20.2 Label switching in mixture models
Where collinearity in regression models can lead to infinitely many posterior maxima, swapping components in a mixture model leads to finitely many posterior maxima.
Mixture models
Consider a normal mixture model with two location parameters \(\mu_1\) and \(\mu_2\), a shared scale \(\sigma > 0\), a mixture ratio \(\theta \in [0,1]\), and likelihood \[ p(y \mid \theta,\mu_1,\mu_2,\sigma) = \prod_{n=1}^N \big( \theta \, \textsf{normal}(y_n \mid \mu_1,\sigma) + (1 - \theta) \, \textsf{normal}(y_n \mid \mu_2,\sigma) \big). \] The issue here is exchangeability of the mixture components, because \[ p(\theta,\mu_1,\mu_2,\sigma \mid y) = p\big((1-\theta),\mu_2,\mu_1,\sigma \mid y\big). \] The problem is exacerbated as the number of mixture components \(K\) grows, as in clustering models, leading to \(K!\) identical posterior maxima.
Convergence monitoring and effective sample size
The analysis of posterior convergence and effective sample size is also difficult for mixture models. For example, the \(\hat{R}\) convergence statistic reported by Stan and the computation of effective sample size are both compromised by label switching. The problem is that the posterior mean, a key ingredient in these computations, is affected by label switching, resulting in a posterior mean for \(\mu_1\) that is equal to that of \(\mu_2\), and a posterior mean for \(\theta\) that is always 1/2, no matter what the data are.
Some inferences are invariant
In some sense, the index (or label) of a mixture component is irrelevant. Posterior predictive inferences can still be carried out without identifying mixture components. For example, the log probability of a new observation does not depend on the identities of the mixture components. The only sound Bayesian inferences in such models are those that are invariant to label switching. Posterior means for the parameters are meaningless because they are not invariant to label switching; for example, the posterior mean for \(\theta\) in the two component mixture model will always be 1/2.
Highly multimodal posteriors
Theoretically, this should not present a problem for inference because all of the integrals involved in posterior predictive inference will be well behaved. The problem in practice is computation.
Being able to carry out such invariant inferences in practice is an altogether different matter. It is almost always intractable to find even a single posterior mode, much less balance the exploration of the neighborhoods of multiple local maxima according to the probability masses.
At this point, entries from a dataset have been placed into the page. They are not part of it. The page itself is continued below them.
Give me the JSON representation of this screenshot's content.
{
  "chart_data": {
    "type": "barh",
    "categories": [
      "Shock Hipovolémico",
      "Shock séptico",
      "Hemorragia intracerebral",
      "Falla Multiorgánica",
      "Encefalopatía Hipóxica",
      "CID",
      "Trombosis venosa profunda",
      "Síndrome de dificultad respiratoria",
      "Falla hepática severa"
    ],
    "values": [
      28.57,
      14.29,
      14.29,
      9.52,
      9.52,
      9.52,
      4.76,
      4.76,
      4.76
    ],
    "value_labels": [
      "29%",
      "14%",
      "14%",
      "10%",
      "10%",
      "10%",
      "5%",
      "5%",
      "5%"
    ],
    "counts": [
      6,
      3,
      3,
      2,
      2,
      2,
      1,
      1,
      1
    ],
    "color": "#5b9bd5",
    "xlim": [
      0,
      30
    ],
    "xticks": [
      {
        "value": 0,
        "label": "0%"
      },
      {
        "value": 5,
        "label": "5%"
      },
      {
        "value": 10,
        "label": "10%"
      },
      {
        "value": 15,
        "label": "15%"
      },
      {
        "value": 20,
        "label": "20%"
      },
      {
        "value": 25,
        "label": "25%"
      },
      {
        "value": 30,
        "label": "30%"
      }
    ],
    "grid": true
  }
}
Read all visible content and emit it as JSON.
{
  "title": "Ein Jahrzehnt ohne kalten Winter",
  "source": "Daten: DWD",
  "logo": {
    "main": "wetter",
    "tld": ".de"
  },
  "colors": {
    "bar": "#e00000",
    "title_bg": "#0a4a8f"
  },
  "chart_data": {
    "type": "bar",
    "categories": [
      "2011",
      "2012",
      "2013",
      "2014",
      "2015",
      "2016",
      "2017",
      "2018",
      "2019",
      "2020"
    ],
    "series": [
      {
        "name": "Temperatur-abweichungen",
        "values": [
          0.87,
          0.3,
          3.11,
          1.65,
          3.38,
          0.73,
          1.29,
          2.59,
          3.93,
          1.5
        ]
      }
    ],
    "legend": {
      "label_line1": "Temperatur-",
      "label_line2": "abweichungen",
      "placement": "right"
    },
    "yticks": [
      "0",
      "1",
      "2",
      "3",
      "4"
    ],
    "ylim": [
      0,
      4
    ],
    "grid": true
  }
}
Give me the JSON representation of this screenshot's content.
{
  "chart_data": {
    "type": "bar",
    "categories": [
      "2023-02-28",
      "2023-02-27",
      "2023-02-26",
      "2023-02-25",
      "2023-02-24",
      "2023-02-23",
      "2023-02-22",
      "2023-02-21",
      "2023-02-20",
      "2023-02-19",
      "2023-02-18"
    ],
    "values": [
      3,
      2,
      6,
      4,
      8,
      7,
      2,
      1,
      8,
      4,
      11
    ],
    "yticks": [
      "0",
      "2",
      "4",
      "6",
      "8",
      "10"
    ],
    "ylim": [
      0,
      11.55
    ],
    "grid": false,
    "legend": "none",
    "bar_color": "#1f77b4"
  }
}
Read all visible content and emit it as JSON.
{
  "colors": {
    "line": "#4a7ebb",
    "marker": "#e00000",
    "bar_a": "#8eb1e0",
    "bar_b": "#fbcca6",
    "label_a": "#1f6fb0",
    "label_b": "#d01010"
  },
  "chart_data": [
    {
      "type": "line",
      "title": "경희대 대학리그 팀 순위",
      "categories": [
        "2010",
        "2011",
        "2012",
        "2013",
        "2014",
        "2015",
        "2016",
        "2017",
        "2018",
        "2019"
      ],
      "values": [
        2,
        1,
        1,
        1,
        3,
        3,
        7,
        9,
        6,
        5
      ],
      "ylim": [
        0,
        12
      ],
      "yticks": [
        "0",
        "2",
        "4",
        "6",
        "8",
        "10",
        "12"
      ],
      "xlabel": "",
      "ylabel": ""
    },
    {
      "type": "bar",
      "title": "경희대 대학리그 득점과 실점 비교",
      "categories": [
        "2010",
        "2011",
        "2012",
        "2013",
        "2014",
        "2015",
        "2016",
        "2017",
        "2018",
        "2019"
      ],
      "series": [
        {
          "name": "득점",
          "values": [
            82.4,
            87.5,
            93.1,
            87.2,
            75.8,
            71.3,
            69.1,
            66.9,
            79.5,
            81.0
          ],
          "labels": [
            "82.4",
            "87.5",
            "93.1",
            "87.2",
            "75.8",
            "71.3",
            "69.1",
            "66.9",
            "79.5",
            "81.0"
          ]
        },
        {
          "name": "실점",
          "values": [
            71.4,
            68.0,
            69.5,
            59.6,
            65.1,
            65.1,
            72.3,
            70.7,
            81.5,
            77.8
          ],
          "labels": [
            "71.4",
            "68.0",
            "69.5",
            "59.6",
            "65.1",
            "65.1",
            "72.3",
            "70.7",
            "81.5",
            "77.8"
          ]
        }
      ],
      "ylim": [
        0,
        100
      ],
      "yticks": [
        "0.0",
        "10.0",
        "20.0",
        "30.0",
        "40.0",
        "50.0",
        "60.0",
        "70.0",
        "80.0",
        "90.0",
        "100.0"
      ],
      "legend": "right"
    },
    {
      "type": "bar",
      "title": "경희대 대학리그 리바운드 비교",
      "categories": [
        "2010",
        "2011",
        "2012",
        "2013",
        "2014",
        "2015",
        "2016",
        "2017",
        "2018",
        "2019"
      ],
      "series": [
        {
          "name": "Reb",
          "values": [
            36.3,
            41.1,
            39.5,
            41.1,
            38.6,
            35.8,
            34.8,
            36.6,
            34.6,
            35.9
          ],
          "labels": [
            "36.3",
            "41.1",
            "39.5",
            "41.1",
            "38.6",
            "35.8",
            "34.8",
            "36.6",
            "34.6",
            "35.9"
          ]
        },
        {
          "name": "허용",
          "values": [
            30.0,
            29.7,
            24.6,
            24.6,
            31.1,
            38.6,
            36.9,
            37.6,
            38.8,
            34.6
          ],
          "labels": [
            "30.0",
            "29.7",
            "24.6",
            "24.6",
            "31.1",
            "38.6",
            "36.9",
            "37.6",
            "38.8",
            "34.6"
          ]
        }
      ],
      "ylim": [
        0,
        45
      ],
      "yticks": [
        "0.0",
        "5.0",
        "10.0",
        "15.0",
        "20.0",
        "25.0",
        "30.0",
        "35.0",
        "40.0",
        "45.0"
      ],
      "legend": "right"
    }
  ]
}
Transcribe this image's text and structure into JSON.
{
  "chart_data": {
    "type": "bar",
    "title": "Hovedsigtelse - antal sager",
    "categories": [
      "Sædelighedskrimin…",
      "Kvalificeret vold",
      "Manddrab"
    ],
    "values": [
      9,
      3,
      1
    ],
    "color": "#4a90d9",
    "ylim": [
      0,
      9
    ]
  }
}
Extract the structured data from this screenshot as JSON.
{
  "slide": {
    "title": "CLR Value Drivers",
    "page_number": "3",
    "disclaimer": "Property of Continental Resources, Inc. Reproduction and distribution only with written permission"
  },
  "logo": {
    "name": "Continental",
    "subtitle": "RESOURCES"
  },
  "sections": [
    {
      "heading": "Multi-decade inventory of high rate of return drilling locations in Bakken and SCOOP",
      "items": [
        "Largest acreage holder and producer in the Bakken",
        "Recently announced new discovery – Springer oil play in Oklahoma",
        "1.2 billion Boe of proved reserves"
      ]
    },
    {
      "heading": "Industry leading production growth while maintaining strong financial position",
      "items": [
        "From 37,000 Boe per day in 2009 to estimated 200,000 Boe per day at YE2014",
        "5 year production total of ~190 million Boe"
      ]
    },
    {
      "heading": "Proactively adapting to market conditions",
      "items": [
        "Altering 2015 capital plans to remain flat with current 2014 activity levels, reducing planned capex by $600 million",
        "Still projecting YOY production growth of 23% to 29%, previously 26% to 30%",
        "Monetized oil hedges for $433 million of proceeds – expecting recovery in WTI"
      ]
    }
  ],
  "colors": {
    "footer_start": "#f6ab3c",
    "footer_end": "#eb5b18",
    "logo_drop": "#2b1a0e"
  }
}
In Gibbs sampling, it is unlikely for \(\mu_1\) to move to a new mode when sampled conditioned on the current values of \(\mu_2\) and \(\theta\). For HMC and NUTS, the problem is that the sampler gets stuck in one of the two “bowls” around the modes and cannot gather enough energy from random momentum assignment to move from one mode to another.
Even with a proper posterior, all known sampling and inference techniques are notoriously ineffective when the number of modes grows super-exponentially as it does for mixture models with increasing numbers of components.
Hacks as fixes
Several hacks (i.e., “tricks”) have been suggested and employed to deal with the problems posed by label switching in practice.
Parameter ordering constraints
One common strategy is to impose a constraint on the parameters that identifies the components. For instance, we might consider constraining \(\mu_1 < \mu_2\) in the two-component normal mixture model discussed above. A problem that can arise from such an approach is when there is substantial probability mass for the opposite ordering \(\mu_1 > \mu_2\). In these cases, the posteriors are affected by the constraint and true posterior uncertainty in \(\mu_1\) and \(\mu_2\) is not captured by the model with the constraint. In addition, standard approaches to posterior inference for event probabilities is compromised. For instance, attempting to use \(M\) posterior samples to estimate \(\textsf{Pr}[\mu_1 > \mu_2]\), will fail, because the estimator \[ \textsf{Pr}[\mu_1 > \mu_2] \approx \sum_{m=1}^M \textrm{I}\left(\mu_1^{(m)} > \mu_2^{(m)}\right) \] will result in an estimate of 0 because the posterior respects the constraint in the model.
Initialization around a single mode
Another common approach is to run a single chain or to initialize the parameters near realistic values.36
This can work better than the hard constraint approach if reasonable initial values can be found and the labels do not switch within a Markov chain. The result is that all chains are glued to a neighborhood of a particular mode in the posterior.